My goal was to have a function:

waterStream :: [Int] -> [Int]

that would take a possibly-infinite list of columns and return a stream of known water quantities, where volumes of water were output as soon as possible. We can get a solution to the original problem, then, with

ourWaterFlow = sum . waterStream

Here is the solution I came up with, with inline explanation:

{-# LANGUAGE BangPatterns #-}

-- start processing `str` initializing the highest column to the left at 0, and
-- an empty stack.
waterStream :: [Int] -> [Int]
waterStream str = processWithMax 0 str []

processWithMax :: Int -> [Int] -> [(Int,Int)] -> [Int]
processWithMax prevMax = process
  where
    process []     = const []
    -- output the quantity of water we know we can get, given the column at the
    -- head of the stream, `y`:
    process (y:ys) = eat 1
      where
        eat !n xxs@((offset,x):xs)
           -- done with `y`, push it and its offset onto the stack
           | y < x = process ys ((n,y):xxs)
           -- at each "rise" we can output some known quantity of water;
           -- storing the "offset" as we did above lets us calculate water
           -- above a previously filled "valley"
           | otherwise = let col = offset*(min y prevMax - x) 
                             cols = eat (n+offset) xs
                          -- filter out zeros:
                          in if col == 0 then cols else col : cols
        -- if we got to the end of the stack, then `y` is the new highest
        -- column we've seen.
        eat !n [] = processWithMax y ys [(n,y)]

The bit about “offsets” is the tricky part which I don’t know how to explain without a pretty animation.

Correctness

It took me much longer than I was expecting to code up the solution above that worked on a few hand-drawn test cases, and at that point I didn’t have high confidence that the code was correct, so I turned to quickcheck and assert.

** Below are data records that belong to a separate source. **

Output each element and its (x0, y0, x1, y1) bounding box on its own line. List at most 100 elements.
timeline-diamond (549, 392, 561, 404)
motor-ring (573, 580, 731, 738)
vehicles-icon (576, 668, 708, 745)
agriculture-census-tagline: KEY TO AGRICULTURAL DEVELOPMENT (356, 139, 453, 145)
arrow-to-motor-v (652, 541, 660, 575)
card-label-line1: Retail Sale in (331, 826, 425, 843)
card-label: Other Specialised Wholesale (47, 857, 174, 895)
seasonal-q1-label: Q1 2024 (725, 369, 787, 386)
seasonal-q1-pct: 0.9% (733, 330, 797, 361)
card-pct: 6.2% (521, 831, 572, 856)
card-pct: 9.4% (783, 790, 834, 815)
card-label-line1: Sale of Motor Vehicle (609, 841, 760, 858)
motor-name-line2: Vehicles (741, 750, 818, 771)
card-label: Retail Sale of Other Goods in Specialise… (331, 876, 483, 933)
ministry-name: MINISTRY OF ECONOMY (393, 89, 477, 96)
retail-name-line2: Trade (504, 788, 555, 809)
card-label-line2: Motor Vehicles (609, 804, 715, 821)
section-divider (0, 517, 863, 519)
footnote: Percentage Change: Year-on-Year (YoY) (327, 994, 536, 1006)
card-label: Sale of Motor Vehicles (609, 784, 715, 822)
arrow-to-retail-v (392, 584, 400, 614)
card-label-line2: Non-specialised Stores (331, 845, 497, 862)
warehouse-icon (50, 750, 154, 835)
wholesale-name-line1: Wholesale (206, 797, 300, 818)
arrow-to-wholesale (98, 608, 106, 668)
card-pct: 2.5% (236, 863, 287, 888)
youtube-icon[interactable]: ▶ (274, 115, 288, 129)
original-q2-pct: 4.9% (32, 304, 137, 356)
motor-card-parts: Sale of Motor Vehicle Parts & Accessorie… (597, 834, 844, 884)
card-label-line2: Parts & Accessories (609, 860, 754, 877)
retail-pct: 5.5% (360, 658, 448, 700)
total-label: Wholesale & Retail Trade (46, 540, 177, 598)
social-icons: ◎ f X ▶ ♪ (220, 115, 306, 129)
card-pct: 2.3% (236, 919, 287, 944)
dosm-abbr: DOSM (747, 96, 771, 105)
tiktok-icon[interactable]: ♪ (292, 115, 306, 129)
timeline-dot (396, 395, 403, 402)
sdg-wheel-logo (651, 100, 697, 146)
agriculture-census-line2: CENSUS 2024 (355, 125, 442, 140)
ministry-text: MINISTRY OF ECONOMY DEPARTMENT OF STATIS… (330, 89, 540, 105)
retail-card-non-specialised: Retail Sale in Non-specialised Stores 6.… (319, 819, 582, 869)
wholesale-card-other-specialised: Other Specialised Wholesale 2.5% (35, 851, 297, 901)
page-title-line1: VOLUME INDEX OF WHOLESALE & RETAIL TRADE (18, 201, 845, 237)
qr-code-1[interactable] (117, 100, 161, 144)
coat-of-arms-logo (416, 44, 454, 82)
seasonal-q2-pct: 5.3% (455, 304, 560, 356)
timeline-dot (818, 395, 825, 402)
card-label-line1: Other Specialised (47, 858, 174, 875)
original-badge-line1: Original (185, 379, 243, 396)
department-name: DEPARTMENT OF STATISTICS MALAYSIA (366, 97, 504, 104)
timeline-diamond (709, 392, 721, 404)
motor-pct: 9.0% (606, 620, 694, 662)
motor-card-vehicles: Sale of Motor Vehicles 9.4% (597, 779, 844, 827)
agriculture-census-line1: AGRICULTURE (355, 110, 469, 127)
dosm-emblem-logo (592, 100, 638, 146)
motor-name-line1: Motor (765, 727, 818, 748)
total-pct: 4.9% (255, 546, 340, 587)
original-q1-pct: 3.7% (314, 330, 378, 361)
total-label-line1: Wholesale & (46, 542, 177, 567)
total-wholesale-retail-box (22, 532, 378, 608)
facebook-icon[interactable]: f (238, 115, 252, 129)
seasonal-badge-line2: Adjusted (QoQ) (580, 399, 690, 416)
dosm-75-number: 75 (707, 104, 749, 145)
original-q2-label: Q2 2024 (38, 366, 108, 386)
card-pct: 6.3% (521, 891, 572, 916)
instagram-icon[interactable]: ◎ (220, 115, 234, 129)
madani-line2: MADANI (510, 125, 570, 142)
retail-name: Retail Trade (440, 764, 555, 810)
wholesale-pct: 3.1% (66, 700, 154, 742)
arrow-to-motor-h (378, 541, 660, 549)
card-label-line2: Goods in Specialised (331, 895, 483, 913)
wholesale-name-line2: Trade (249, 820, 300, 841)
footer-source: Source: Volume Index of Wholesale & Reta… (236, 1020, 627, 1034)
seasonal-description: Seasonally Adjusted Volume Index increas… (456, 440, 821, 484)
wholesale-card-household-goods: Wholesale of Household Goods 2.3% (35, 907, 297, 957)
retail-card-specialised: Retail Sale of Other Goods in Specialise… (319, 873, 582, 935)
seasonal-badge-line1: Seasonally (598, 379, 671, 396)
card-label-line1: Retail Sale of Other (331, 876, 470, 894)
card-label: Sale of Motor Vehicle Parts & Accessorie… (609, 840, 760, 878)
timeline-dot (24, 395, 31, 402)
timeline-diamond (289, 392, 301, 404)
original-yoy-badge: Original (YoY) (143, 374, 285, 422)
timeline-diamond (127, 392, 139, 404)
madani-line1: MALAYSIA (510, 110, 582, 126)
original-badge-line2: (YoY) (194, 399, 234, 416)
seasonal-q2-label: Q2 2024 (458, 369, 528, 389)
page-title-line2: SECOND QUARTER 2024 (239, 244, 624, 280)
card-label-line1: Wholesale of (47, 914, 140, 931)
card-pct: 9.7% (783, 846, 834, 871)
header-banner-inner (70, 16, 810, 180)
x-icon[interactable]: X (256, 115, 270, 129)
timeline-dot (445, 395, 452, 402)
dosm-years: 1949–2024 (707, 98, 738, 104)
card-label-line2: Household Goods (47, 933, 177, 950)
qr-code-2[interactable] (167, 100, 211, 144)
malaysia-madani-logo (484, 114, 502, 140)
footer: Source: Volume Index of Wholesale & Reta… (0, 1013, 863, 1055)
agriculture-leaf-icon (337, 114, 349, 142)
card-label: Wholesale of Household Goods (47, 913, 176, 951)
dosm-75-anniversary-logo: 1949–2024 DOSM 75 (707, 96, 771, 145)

First I wanted to make sure the invariant that the “column” values in the stack were strictly increasing held:

 import Control.Exception (assert)

     ...
   --process (y:ys) = eat 1
     process (y:ys) stack = assert (stackSane stack) $ eat 1 stack
     ...

Then I used Philip’s solution (which I had confidence in):

waterFlow :: [Int] -> Int
waterFlow h = sum $ 
  zipWith (-) 
    (zipWith min (scanl1 max h) (scanr1 max h))
    h

to test my implementation:

*Waterflow> import Test.QuickCheck
*Waterflow Test.QuickCheck> quickCheck (\l -> waterFlow l == ourWaterFlow l)
*** Failed! Falsifiable (after 21 tests and 28 shrinks):     
[1,0,0,0,1]

Oops! It turned out I had a bug in this line (fixed above):

                           --old buggy:
                           --cols = eat (n+1) xs
                           --new fixed:
                             cols = eat (n+offset) xs

Performance

The solution seems to perform pretty well, processing 1,000,000 Ints in 30ms on my machine:

import Criterion.Main

main = do
    gen <- create
    rs <- replicateM 1000000 $ uniformR (0,100) gen
    defaultMain [ bench "ourWaterFlow" $ whnf ourWaterFlow rs

I didn’t get a good look at space usage over time, as I was testing with mwc-random which doesn’t seem to support creating a lazy infinite list of randoms and didn’t want to hunt down another library. Obviously on a stream that simply descends forever, our stack of (Int,Int) will grow to infinite size.

It seems as though there is a decent amount of parallelism that could be exploited in this problem, but I didn’t have any luck on a quick attempt.

Thoughts?

Have a parallel solution, or something just faster? Or an implementation that doesn’t need a big stack of previous values?